In-store returns eat less profit. When shoppers pickup or return items on their own, it spares the retailer a lot in shipping costs. At Target, as same-day fulfillment services (including Drive Up) expanded over four years, the associated costs of filling orders fell by 40% per unit. Now, more than 95% of Target’s sales, including digital orders, are fulfilled in stores. Drive Up Returns dovetails into that formula by adding efficiency and resale opportunities – both of which contribute to the bottom line. With Drive Up Returns, Target is essentially combining its online self-service returns option with Drive Up, executives have said, getting it in front of customers in a different way, cost effectively.
Curbside returns can encourage more in-store activity. Historically, the more options Target has offered its customers to interact with the chain, the more trips they’ve made and the more they’ve spent in-store, executives have said.
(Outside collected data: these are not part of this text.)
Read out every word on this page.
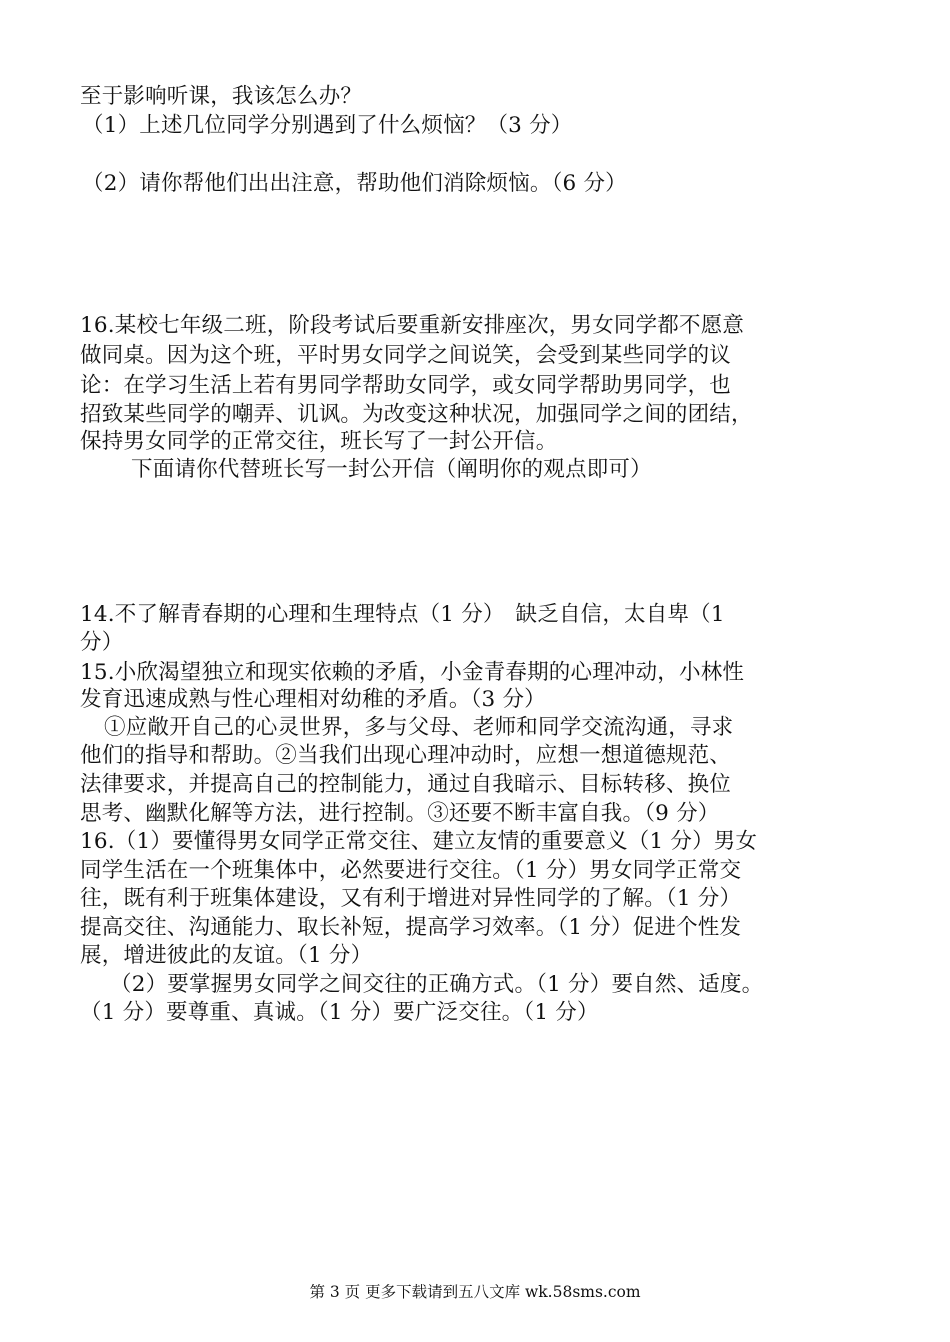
至于影响听课，我该怎么办？
（1）上述几位同学分别遇到了什么烦恼？（3 分）
（2）请你帮他们出出注意，帮助他们消除烦恼。（6 分）
16.某校七年级二班，阶段考试后要重新安排座次，男女同学都不愿意
做同桌。因为这个班，平时男女同学之间说笑，会受到某些同学的议
论：在学习生活上若有男同学帮助女同学，或女同学帮助男同学，也
招致某些同学的嘲弄、讥讽。为改变这种状况，加强同学之间的团结，
保持男女同学的正常交往，班长写了一封公开信。
下面请你代替班长写一封公开信（阐明你的观点即可）
14.不了解青春期的心理和生理特点（1 分）　缺乏自信，太自卑（1
分）
15.小欣渴望独立和现实依赖的矛盾，小金青春期的心理冲动，小林性
发育迅速成熟与性心理相对幼稚的矛盾。（3 分）
①应敞开自己的心灵世界，多与父母、老师和同学交流沟通，寻求
他们的指导和帮助。②当我们出现心理冲动时，应想一想道德规范、
法律要求，并提高自己的控制能力，通过自我暗示、目标转移、换位
思考、幽默化解等方法，进行控制。③还要不断丰富自我。（9 分）
16.（1）要懂得男女同学正常交往、建立友情的重要意义（1 分）男女
同学生活在一个班集体中，必然要进行交往。（1 分）男女同学正常交
往，既有利于班集体建设，又有利于增进对异性同学的了解。（1 分）
提高交往、沟通能力、取长补短，提高学习效率。（1 分）促进个性发
展，增进彼此的友谊。（1 分）
（2）要掌握男女同学之间交往的正确方式。（1 分）要自然、适度。
（1 分）要尊重、真诚。（1 分）要广泛交往。（1 分）
第 3 页 更多下载请到五八文库 wk.58sms.com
But will the convenience of curbside returns eliminate purchases that in-store returns might generate? Target said that over time, it began to think about “cutting economics by guests” differently, and that a more powerful economic relationship is gained by making it easier for its customers to fall in love with the chain. True enough, Drive Up Returns could encourage customers to make iffy purchases that they might otherwise pass on if they knew they had to deal with the friction of in-store returns.
And now, competition. Despite Target’s big announcement, curbside return services are not the distinguishing competitive edge they were a few years ago. Dick’s Sporting Goods added curbside returns in 2020, and Walmart rolled out curbside returns at all of its stores in the fall of 2022. So a company the size of Target could lose customers if it didn’t offer Drive Up Returns. Evidence: Walmart has reported that from its launch last fall to April 2023, the volume of customers using its curbside return service has doubled. Indeed, Target told CNBC that over the course of a year, customers who used Drive Up for pickup or returns spent more money in its stores than other customers.
But … What About The Loyalty Opportunity?
Less certain is how, if at all, the retailer might fold its Target’s Circle reward program into Drive Up Returns. Target executives have said they plan to place more emphasis and invest more money in Circle in 2023, but did not specify if Drive Up Returns will become a touchpoint for program enrollment and engagement.
For now, members can redeem Circle benefits on orders fulfilled via Drive Up, the program’s website explains. No language yet on Returns. As for program enrollment, the company informs customers they can do so online, through Target’s mobile app or in-store at the register – but again does not specify Drive Up as an option.
Extending the choices to include Circle enrollment and bonus rewards at Drive Up/Returns might deepen engagement. Target can, for example, send incentives to customers at the time they schedule a return, potentially for items that complement or serve as alternatives to the returned items.
This would further encourage more of those in-store trips executives have talked about.
Regardless Of Options, Return Visits Require Loyalty
Target executives do recognize one hard rule of getting their customer to “fall in love” with the company: short-term goals don’t pay off when they force customers to perform unwanted tasks. Lugging purchases into the store and waiting in line to return them is, to many, an unwanted, time-sucking task.
By making those returns easy, Target is at least enticing its customers to come to its parking lot. Unburdened by the weight of those returns, and enriched with a refund, it makes sense that some choose to shop in the store, after all.
As Target Chief Operating Officer John Mulligan told investors in February: “What is important is (to) allow the guests to interact with us how they choose.”